Science differs from history in aspiring to the universal, in being predictive, whereas history is particular and cannot be replicated. (Collingwood: a scientist looks at mere phenomena, a historian for thoughts within events.) ‘Positivist’ historians, most obviously Marxists but also those associated with Popper, view history akin to engineering: practical application of known principles. Idealists are concerned with thought and experience, and unique and immediate character. Collingwood controversially asserted once the fundamental idea(s) have been identified, the matter’s essence could be intuited; Walsh counters this may be so if studying Admiral Nelson but not if a witch doctor. 

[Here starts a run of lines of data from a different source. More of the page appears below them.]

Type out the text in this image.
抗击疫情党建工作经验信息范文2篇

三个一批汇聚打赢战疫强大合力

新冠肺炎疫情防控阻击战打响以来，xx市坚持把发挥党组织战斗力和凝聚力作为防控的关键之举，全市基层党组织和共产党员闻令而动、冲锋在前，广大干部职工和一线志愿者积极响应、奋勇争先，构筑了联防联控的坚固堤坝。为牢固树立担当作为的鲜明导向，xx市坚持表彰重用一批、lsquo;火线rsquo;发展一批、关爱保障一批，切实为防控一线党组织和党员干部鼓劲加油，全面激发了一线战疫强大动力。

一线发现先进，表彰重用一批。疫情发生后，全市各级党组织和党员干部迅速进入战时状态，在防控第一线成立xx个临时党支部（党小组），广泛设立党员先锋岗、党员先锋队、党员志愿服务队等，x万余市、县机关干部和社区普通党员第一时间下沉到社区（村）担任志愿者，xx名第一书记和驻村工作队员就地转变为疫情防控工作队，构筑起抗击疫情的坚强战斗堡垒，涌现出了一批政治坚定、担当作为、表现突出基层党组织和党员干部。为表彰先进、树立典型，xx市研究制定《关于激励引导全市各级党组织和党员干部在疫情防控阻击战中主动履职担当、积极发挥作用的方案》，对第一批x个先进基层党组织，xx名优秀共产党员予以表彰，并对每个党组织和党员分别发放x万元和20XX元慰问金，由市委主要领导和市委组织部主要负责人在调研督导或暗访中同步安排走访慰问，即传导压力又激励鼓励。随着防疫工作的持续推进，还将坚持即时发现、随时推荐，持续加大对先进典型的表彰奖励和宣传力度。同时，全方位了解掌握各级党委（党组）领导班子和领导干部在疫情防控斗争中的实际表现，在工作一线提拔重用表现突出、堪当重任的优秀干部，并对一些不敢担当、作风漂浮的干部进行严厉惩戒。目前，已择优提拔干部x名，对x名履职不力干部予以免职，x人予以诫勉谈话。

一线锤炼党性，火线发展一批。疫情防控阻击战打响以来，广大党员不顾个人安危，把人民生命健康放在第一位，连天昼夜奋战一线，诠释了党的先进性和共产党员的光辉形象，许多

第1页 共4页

Kant believed in an engine of history, following in the metaphysical tradition of seeking to understand the source of evil. Universal laws of nature, especially causality, do not provide the particular relations of events – the principle assumed is a material principle. The problem is relation of a priori to empirical elements. It’s too easy to fall into dogma. Hegel, the exemplar of the dialectic, believed the triad of fact, ideas (i.e., logic), and spirit must be reconciled to history; history is most aligned with spirit. Hegel was trying to make sense of a master narrative, and used the dialectic more than Kant or Enlightenment thinkers; he used a priori grounds of the triad. Ultimately, he identified the free with the self-contained or self-sufficient, and thus not with the individual but with society.

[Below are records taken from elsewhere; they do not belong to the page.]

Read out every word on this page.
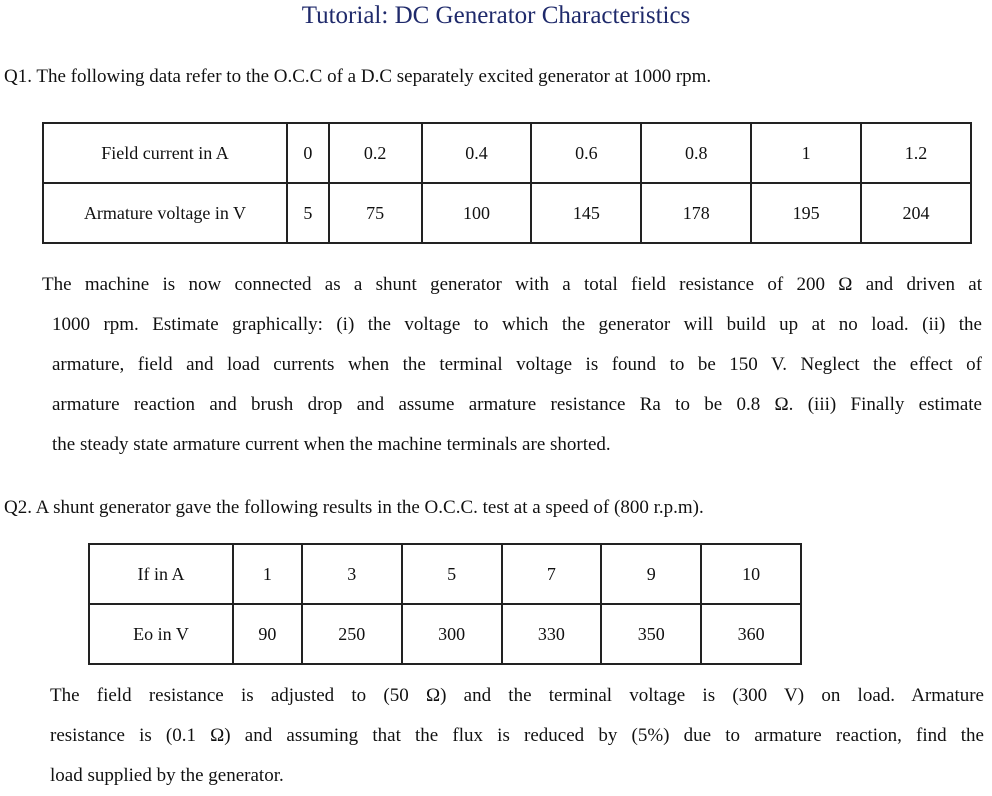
Tutorial: DC Generator Characteristics
Q1. The following data refer to the O.C.C of a D.C separately excited generator at 1000 rpm.
Field current in A	0	0.2	0.4	0.6	0.8	1	1.2
Armature voltage in V	5	75	100	145	178	195	204
The machine is now connected as a shunt generator with a total field resistance of 200 Ω and driven at
1000 rpm. Estimate graphically: (i) the voltage to which the generator will build up at no load. (ii) the
armature, field and load currents when the terminal voltage is found to be 150 V. Neglect the effect of
armature reaction and brush drop and assume armature resistance Ra to be 0.8 Ω. (iii) Finally estimate
the steady state armature current when the machine terminals are shorted.
Q2. A shunt generator gave the following results in the O.C.C. test at a speed of (800 r.p.m).
If in A	1	3	5	7	9	10
Eo in V	90	250	300	330	350	360
The field resistance is adjusted to (50 Ω) and the terminal voltage is (300 V) on load. Armature
resistance is (0.1 Ω) and assuming that the flux is reduced by (5%) due to armature reaction, find the
load supplied by the generator.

Seeing in the past certain preconceptions is not a private matter, it is metaphysics in Collingwood’s sense. Walsh uses the analogy of foreign travel: curiosity fades to learning how the locals see things, and then comparing with how things are at home. In a famous dispute, Trevelyan prevailed over Bury’s view of history as a science: the purpose of history is understanding the character of one’s own time by presenting the past in comparison.

12. Duckworth, Grit (4 Jul 2021)

Propounds the nature and virtue of tenacity, ‘grit’, illustrating with American sporting and other contemporary examples. Talent plus effort equals skill; skill plus effort equals achievement. Environment greatly determines one’s tendencies to meet challenges; yet one can learn to be optimistic. Once proficient, an individual’s deliberate practice propels advancement through demanding objectives and laborious work at isolated elements. Thus deliberate work is the opposite of ‘flow’, albeit complementary in that both produce satisfaction. Duckworth treats purpose as the outcome of cultivated interest, however, dismissing ethics (as well as hedonism) as biologically determined, baked into the cake, so to speak. The slight reveals the primary shortcoming of her work and psychology in general. As Collingwood observed in An Essay on Metaphysics, the ‘science of feeling’ lacks an intrinsic measure of right and wrong. It ‘wipe[s] out the old sciences of thought, logic and ethics, with their criteriological methods and their guiding notions of truth and error, good and evil. …The only difference between a logical and a psychological science of thought is that a logic of thought faces the fact that thought is self-critical and consequently attempts to give some account of the criteria used in this self-criticism, while a psychological science does not. …Psychology has always approached the study of thought with a perfectly clear and conscious determination to ignore one whole department of the truth, namely to ignore the self-critical function of thought and the criteria which that function implied’ (pp. 114-116). In fine, grit is valuable for those with well-defined teleology. All of Duckworth’s subjects are such paragons, but tenacity in pursuit of questionable ends is no benefit.